Characteristics of EO
EO is a tiny molecule in which two carbon and four hydrogen atoms are joined to one oxygen atom in a highly strained ring. Because of the chemical’s very low boiling point (10.4ºC), it becomes active at room temperature. It vaporizes and permeates rapidly through packaging, dissolving in substances like plastic and rubber. EO readily kills all types of microorganisms under ordinary atmospheric conditions. Its fragile molecular bonds allow it to quickly react with a wide variety of compounds. The resulting chemical reaction is called alkylation.
Requirements for EO Sterilization
Effective sterilization requires careful attention to the six main conditions for ethylene oxide use.
- Although highly penetrative, ethylene oxide must have an unobstructed path to be able to sterilize the interior of devices. Complex instruments must be disassembled for sterilization, so the gas may penetrate the most remote recesses. Caps, plugs or stylets must be removed prior to sterilization.
- Biological matter residues on instruments can shield microorganisms from EO’s lethal effects. Thoroughly wash and dry instruments prepared for gas sterilization to meet the standard of surgical cleanliness.
- Use appropriate wrapping materials for gas sterilization: paper, cloth or EO-permeable plastic. These materials allow EO to diffuse into the package to sterilize the contents. If the instruments will be used in an operating room, they may be double-wrapped, according to the traditional method for sterilization. Paper or cloth wrapping materials are not impervious to microorganisms and therefore typically require reprocessing at predetermined intervals.
- A sufficient dose of ethylene oxide must be used for an adequate length of time to kill the most resistant microorganisms.
- Adequate humidity must be present to facilitate the process. Desiccated organisms may become resistant to ethylene oxide sterilization.
- The dose of ethylene oxide required depends on the temperature of the process. The higher the temperature, the lower the dose of EO that will be necessary to sterilize.
Personnel Considerations when using EO
As in all sterilization procedures, it is important that all staff involved in the operation of the sterilizer are fully instructed in the correct operating procedure before using the equipment.

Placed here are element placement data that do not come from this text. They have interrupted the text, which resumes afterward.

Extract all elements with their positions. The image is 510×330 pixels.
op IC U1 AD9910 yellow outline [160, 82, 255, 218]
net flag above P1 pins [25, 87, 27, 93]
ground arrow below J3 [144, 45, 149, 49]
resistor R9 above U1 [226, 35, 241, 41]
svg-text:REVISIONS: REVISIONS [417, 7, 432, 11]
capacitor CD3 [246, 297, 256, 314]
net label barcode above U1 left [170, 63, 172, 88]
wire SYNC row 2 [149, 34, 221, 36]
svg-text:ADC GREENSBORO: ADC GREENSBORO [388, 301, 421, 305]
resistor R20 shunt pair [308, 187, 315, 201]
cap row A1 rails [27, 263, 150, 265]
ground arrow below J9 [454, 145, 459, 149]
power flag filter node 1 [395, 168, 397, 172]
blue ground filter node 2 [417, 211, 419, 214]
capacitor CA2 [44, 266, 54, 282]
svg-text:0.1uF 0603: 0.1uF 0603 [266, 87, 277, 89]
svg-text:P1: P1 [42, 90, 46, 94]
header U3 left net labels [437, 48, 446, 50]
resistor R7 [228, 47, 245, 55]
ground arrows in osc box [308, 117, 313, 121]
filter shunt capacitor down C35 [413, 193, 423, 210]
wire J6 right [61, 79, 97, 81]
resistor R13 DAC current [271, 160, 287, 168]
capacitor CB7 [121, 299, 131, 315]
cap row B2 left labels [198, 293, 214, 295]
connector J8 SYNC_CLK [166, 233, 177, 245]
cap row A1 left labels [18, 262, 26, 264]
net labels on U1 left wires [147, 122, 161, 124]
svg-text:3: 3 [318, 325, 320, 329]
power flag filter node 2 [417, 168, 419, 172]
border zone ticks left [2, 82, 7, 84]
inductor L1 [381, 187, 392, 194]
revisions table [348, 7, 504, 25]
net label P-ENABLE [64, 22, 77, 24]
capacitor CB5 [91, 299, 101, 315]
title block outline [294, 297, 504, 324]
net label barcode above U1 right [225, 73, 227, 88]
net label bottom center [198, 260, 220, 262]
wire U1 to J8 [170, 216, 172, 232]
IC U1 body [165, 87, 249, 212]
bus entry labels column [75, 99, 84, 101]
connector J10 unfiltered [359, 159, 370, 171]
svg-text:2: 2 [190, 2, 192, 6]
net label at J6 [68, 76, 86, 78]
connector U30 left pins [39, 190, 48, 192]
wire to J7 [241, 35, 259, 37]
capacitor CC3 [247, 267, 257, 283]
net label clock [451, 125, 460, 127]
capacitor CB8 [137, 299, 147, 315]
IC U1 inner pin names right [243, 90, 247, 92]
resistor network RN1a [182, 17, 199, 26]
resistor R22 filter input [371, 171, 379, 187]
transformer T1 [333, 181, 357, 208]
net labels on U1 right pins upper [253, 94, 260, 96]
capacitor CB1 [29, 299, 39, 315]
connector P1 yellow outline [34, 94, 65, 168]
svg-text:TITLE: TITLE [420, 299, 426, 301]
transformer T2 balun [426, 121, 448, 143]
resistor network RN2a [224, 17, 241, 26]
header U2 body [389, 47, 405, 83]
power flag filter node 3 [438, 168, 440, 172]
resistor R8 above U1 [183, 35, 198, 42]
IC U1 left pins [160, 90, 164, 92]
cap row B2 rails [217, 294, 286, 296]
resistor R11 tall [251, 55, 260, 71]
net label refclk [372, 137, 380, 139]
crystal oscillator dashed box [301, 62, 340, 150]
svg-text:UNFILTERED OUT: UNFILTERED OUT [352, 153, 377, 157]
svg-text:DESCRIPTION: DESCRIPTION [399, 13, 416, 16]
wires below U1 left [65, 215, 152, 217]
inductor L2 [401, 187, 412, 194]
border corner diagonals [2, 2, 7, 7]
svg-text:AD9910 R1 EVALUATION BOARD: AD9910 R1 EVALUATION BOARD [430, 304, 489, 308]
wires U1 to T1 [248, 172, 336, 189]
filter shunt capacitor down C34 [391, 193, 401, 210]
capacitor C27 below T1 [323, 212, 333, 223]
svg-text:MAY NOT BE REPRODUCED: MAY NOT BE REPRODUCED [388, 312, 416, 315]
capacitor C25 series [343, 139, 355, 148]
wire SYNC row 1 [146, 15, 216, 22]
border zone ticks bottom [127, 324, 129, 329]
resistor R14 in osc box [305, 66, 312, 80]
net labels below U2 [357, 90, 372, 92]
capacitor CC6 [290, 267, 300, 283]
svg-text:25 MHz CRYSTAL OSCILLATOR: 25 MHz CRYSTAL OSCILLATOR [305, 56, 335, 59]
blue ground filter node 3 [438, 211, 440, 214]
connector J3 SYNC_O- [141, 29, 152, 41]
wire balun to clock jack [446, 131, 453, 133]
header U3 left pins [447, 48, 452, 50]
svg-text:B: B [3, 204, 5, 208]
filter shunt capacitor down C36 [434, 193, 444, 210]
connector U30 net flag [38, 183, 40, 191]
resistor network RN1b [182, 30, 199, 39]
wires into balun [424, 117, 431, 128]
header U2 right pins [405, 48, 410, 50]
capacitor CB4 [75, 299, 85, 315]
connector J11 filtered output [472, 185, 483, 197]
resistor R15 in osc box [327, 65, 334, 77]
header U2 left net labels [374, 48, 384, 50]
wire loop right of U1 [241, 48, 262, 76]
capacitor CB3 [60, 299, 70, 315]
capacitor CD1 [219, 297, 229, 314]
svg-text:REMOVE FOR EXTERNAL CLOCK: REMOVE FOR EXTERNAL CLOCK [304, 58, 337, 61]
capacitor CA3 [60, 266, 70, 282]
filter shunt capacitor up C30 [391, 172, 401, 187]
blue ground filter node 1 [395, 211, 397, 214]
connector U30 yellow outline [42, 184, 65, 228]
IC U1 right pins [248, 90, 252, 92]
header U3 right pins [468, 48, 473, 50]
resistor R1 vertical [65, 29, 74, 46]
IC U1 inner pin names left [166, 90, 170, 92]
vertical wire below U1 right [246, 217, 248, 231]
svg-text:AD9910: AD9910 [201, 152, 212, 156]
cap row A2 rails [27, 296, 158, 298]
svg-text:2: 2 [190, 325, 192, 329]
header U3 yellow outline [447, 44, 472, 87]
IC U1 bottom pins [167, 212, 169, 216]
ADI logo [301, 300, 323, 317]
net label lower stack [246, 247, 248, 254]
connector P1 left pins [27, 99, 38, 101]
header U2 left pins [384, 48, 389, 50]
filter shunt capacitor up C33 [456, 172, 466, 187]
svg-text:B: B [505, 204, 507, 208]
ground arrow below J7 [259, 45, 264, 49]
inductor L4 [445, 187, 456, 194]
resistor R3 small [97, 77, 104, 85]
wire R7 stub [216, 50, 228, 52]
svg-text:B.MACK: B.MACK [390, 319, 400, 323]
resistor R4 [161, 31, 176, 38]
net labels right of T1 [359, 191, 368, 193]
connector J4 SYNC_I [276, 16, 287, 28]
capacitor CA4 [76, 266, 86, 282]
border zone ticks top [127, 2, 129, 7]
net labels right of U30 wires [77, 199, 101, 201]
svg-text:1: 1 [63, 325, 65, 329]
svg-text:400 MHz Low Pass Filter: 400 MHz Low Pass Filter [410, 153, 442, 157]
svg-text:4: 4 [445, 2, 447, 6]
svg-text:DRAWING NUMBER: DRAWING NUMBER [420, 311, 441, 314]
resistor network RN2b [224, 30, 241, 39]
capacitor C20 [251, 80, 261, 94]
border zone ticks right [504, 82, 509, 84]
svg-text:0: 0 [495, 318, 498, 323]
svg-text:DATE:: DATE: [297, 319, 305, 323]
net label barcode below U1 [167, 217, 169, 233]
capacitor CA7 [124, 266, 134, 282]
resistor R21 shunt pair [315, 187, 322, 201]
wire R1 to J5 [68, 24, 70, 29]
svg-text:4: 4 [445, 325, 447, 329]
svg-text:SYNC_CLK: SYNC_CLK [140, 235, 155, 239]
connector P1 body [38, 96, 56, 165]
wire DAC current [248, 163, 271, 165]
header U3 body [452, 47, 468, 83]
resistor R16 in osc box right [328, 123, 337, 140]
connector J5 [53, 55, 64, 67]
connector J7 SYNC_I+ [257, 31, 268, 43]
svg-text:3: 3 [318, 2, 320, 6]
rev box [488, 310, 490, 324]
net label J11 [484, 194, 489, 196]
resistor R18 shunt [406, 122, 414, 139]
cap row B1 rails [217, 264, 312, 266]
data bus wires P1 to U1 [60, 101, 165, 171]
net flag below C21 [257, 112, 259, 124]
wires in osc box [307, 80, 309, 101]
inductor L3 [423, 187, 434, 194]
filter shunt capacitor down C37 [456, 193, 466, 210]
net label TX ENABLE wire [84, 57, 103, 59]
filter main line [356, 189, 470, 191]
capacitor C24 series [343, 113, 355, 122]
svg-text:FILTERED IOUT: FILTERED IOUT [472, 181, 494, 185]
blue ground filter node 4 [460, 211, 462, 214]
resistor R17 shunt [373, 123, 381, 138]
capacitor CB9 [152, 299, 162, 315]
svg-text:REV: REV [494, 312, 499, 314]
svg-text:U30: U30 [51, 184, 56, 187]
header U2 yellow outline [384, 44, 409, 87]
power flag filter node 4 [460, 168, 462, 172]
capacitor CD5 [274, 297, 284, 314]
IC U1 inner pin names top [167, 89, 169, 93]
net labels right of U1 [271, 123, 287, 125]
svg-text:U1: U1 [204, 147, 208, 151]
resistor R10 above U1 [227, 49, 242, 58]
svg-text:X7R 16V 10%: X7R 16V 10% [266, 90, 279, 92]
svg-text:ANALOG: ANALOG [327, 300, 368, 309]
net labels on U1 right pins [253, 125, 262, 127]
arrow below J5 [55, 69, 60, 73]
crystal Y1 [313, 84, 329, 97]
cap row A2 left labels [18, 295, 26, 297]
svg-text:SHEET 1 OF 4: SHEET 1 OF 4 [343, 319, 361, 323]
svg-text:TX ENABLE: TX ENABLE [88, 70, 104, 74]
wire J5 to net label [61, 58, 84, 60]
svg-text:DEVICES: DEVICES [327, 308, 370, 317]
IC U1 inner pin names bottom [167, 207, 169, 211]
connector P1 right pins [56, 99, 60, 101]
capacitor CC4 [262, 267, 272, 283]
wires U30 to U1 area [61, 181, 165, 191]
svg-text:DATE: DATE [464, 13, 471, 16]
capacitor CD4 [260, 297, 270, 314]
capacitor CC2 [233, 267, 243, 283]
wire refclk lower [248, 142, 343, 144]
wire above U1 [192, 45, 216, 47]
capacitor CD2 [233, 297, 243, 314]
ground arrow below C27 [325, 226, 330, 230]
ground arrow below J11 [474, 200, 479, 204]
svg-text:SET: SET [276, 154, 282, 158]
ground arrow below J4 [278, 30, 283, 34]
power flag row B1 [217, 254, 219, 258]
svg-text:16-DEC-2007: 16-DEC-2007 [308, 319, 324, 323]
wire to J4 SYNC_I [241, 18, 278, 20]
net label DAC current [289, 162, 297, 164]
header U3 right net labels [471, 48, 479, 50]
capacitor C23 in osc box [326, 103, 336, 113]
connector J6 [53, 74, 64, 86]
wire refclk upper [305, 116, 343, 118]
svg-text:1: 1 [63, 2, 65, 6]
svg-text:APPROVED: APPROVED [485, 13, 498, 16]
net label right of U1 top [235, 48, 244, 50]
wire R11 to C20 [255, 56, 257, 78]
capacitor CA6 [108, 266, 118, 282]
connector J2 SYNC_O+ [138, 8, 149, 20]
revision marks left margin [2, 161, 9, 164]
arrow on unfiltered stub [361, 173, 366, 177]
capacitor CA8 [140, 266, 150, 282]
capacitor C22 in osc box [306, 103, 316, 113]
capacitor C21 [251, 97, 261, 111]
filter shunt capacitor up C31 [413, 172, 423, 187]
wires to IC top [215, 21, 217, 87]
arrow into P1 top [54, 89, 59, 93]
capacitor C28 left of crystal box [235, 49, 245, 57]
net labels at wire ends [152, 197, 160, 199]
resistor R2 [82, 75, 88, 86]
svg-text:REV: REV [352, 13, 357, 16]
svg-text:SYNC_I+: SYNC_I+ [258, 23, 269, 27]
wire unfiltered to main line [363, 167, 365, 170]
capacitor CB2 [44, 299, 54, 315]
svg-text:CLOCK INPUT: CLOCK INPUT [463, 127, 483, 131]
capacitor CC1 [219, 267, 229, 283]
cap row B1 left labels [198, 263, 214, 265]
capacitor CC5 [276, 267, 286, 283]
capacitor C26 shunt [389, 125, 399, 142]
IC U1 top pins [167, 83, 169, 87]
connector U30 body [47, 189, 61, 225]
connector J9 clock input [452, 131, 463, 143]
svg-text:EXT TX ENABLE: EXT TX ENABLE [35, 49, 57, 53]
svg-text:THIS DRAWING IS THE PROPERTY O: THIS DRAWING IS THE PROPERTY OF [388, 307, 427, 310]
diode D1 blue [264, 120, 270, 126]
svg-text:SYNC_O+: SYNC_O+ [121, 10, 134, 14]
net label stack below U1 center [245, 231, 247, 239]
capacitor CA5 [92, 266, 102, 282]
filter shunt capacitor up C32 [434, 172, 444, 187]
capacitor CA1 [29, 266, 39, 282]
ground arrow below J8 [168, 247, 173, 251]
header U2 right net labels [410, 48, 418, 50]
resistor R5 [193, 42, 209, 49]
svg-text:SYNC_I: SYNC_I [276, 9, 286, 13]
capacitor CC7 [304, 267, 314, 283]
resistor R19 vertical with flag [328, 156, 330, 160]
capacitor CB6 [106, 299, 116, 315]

Training manuals and other relevant reference materials must be readily available. AAMI (the Association for the Advancement of Medical Instrumentation) produced a document entitled “Good Hospital Practice: Ethylene Oxide Gas-Ventilation Recommendations and Safe Use” in 1992, much of which is still valid today. This document provides detailed advice on how to operate an EO sterilization system safely.
Note: The use of personnel monitors is recommended by AAMI and is now an OSHA regulatory requirement. These devices measure the average exposure to EO over a given period of time.